A list of features can focus your search and help to clarify the features that are most important and those that are least important. While touring homes, you may find it helpful to make notes on each property. A comparison chart will help to record your impressions and avoid confusion. You may also want to take along a digital camera. Take a picture of the listing sheet first so you can remember which photos go with which home.
Once you have narrowed your search to a particular area or subdivision, ask your agent to research property values in that area.
You found a great house and want to buy it. With the help of your agent, you will submit an offer to purchase with the type of financing you desire. Before signing, read it carefully and make sure you understand every detail. Your agent will help you negotiate an offer that the seller will accept. If you wish, finalization of the contract may be contingent upon review by your attorney.
Escrow, Inspection, Appraisal and Insurance
The Closing Agent: When you sign the offer to purchase, you will also have to show that you are sincere about the purchase by submitting an earnest money deposit. The closing agent, generally a title company, will hold your deposit in escrow. The closing agent does not work for the buyer or the seller. The title company will research the complete history of the property to make sure there is no problem with the title and provide a title insurance policy. The closing agent will also secure any necessary documentation from the lender and handle all the paperwork required for the sale as well as disbursement of funds at closing.
Home Inspection: Home inspections help to avoid unpleasant surprises and prevent future headaches. Your real estate agent can usually recommend a certified inspector who is completely objective. A standard inspection report should include a review of the home’s plumbing, heating and air conditioning systems; wiring; walls, ceilings, floors, windows, doors, foundation and basement, attic and roof. The cost of an inspection is a wise investment.
Appraisal: Your lender will arrange for a licensed appraiser to determine the value of the property. This appraisal is to ensure that the mortgage company is not lending money on a property that is worth less than their investment. It also protects the buyer from paying too much for the property.

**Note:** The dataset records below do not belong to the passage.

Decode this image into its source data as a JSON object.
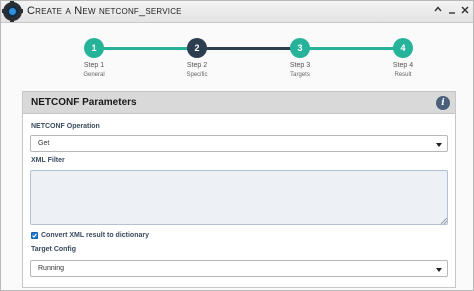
{
  "window": {
    "title": "Create a New netconf_service",
    "icon": "gear-icon"
  },
  "stepper": {
    "steps": [
      {
        "number": "1",
        "name": "Step 1",
        "sublabel": "General",
        "state": "done"
      },
      {
        "number": "2",
        "name": "Step 2",
        "sublabel": "Specific",
        "state": "active"
      },
      {
        "number": "3",
        "name": "Step 3",
        "sublabel": "Targets",
        "state": "done"
      },
      {
        "number": "4",
        "name": "Step 4",
        "sublabel": "Result",
        "state": "done"
      }
    ],
    "colors": {
      "done": "#26b39a",
      "active": "#2c3e50"
    }
  },
  "panel": {
    "title": "NETCONF Parameters",
    "info_symbol": "i",
    "operation": {
      "label": "NETCONF Operation",
      "value": "Get"
    },
    "xml_filter": {
      "label": "XML Filter",
      "value": ""
    },
    "convert": {
      "label": "Convert XML result to dictionary",
      "checked": true
    },
    "target_config": {
      "label": "Target Config",
      "value": "Running"
    }
  }
}
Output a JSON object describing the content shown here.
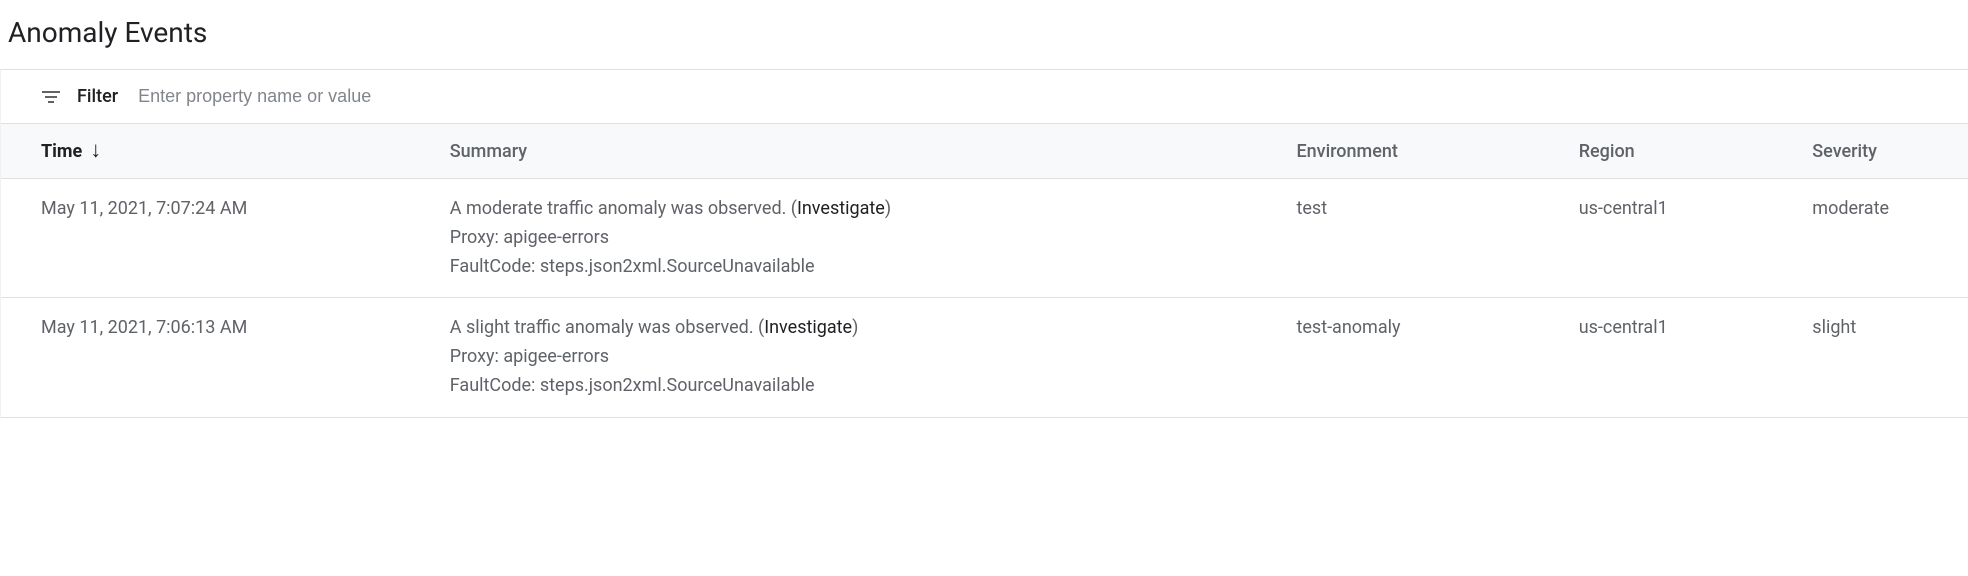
{
  "page": {
    "title": "Anomaly Events"
  },
  "filter": {
    "label": "Filter",
    "placeholder": "Enter property name or value"
  },
  "table": {
    "columns": {
      "time": "Time",
      "summary": "Summary",
      "environment": "Environment",
      "region": "Region",
      "severity": "Severity"
    },
    "rows": [
      {
        "time": "May 11, 2021, 7:07:24 AM",
        "summary_main": "A moderate traffic anomaly was observed. (",
        "summary_link": "Investigate",
        "summary_end": ")",
        "proxy_line": "Proxy: apigee-errors",
        "fault_line": "FaultCode: steps.json2xml.SourceUnavailable",
        "environment": "test",
        "region": "us-central1",
        "severity": "moderate"
      },
      {
        "time": "May 11, 2021, 7:06:13 AM",
        "summary_main": "A slight traffic anomaly was observed. (",
        "summary_link": "Investigate",
        "summary_end": ")",
        "proxy_line": "Proxy: apigee-errors",
        "fault_line": "FaultCode: steps.json2xml.SourceUnavailable",
        "environment": "test-anomaly",
        "region": "us-central1",
        "severity": "slight"
      }
    ]
  }
}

Insurance: Your lender will require you to carry homeowner’s insurance and you must have this policy in place at closing. The amount of coverage will be determined by the lender but it is wise to do some comparison shopping among several insurance agencies in order to obtain the best price. You will generally receive a discount for covering your home and your automobile(s) with the same company.

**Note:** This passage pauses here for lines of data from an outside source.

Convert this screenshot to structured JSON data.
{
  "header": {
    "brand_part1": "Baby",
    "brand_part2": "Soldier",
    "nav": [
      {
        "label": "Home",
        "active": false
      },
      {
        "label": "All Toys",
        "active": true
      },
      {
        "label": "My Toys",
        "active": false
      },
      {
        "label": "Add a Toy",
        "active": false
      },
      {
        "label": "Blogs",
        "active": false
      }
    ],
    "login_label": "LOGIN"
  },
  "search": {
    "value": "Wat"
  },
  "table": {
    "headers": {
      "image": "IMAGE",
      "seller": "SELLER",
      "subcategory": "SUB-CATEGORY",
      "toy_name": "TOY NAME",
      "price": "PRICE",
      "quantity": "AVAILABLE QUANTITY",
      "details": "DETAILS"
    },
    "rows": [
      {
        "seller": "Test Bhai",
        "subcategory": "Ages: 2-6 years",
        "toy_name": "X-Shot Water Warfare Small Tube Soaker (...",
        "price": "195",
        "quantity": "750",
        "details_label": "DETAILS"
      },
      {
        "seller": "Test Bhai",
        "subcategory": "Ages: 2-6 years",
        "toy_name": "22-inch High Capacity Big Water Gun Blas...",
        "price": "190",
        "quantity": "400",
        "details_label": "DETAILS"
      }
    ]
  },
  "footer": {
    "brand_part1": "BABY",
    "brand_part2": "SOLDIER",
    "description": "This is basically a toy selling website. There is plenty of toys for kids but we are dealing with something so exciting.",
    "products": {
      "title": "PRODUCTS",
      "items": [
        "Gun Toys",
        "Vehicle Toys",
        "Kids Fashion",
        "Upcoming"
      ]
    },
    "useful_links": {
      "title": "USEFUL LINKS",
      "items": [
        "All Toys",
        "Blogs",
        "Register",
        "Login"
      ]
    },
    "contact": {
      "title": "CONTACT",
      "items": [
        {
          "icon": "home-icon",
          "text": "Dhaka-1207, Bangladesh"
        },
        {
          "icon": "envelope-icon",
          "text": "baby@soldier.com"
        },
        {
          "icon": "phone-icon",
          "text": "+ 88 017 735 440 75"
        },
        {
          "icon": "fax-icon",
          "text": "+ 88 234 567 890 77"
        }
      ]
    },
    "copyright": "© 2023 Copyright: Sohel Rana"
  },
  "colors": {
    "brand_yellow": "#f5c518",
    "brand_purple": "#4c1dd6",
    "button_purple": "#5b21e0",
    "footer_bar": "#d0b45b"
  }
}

Closing – It’s the Big Day!
Before closing on your property, you and your agent will make a final walk through and inspection to ensure that all terms of the contract have been met. This inspection is generally made on the day before or the day of closing.

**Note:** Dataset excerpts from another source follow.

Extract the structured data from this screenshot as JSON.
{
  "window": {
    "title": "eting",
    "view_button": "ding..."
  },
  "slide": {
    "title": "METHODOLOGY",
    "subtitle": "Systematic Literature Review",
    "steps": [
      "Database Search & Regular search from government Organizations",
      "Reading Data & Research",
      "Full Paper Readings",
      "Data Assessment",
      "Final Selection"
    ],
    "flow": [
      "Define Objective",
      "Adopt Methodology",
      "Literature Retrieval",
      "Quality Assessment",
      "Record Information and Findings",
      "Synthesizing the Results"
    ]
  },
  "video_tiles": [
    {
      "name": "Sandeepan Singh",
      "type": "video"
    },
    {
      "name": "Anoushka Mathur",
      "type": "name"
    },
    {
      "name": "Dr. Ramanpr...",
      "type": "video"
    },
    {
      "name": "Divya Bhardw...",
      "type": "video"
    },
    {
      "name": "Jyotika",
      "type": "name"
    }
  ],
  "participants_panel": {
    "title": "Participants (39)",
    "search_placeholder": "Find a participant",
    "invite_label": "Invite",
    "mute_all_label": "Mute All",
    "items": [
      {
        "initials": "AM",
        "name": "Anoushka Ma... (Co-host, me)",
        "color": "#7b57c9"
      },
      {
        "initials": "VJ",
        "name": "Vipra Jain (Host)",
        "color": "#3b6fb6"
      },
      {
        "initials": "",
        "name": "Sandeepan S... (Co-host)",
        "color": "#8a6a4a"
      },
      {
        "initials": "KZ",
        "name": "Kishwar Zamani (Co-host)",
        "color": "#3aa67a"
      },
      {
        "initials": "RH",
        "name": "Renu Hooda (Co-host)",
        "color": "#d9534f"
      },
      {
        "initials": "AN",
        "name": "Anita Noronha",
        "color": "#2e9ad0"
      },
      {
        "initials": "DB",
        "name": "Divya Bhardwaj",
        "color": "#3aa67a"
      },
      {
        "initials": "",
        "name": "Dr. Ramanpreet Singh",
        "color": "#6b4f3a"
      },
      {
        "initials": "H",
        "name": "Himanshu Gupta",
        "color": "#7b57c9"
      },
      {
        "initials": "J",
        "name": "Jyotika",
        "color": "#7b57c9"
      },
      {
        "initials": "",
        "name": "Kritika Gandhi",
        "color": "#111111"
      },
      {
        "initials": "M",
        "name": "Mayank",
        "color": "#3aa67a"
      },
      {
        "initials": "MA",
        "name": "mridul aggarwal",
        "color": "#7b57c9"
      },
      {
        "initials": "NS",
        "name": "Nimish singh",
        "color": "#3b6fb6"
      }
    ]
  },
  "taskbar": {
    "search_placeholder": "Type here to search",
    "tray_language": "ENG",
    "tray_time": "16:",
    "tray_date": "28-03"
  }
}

You will be joined at settlement by the title company representative and your real estate agent. The sellers and their agents may also be present. The title company representative will explain the following:
Deed of trust or mortgage
- Deed of trust note or mortgage note
- VA, FHA, or lender forms
- Settlement sheets
You and the seller will sign all necessary forms and you will pay the balance of the down payment and buyer’s closing costs with a cashier’s or certified check.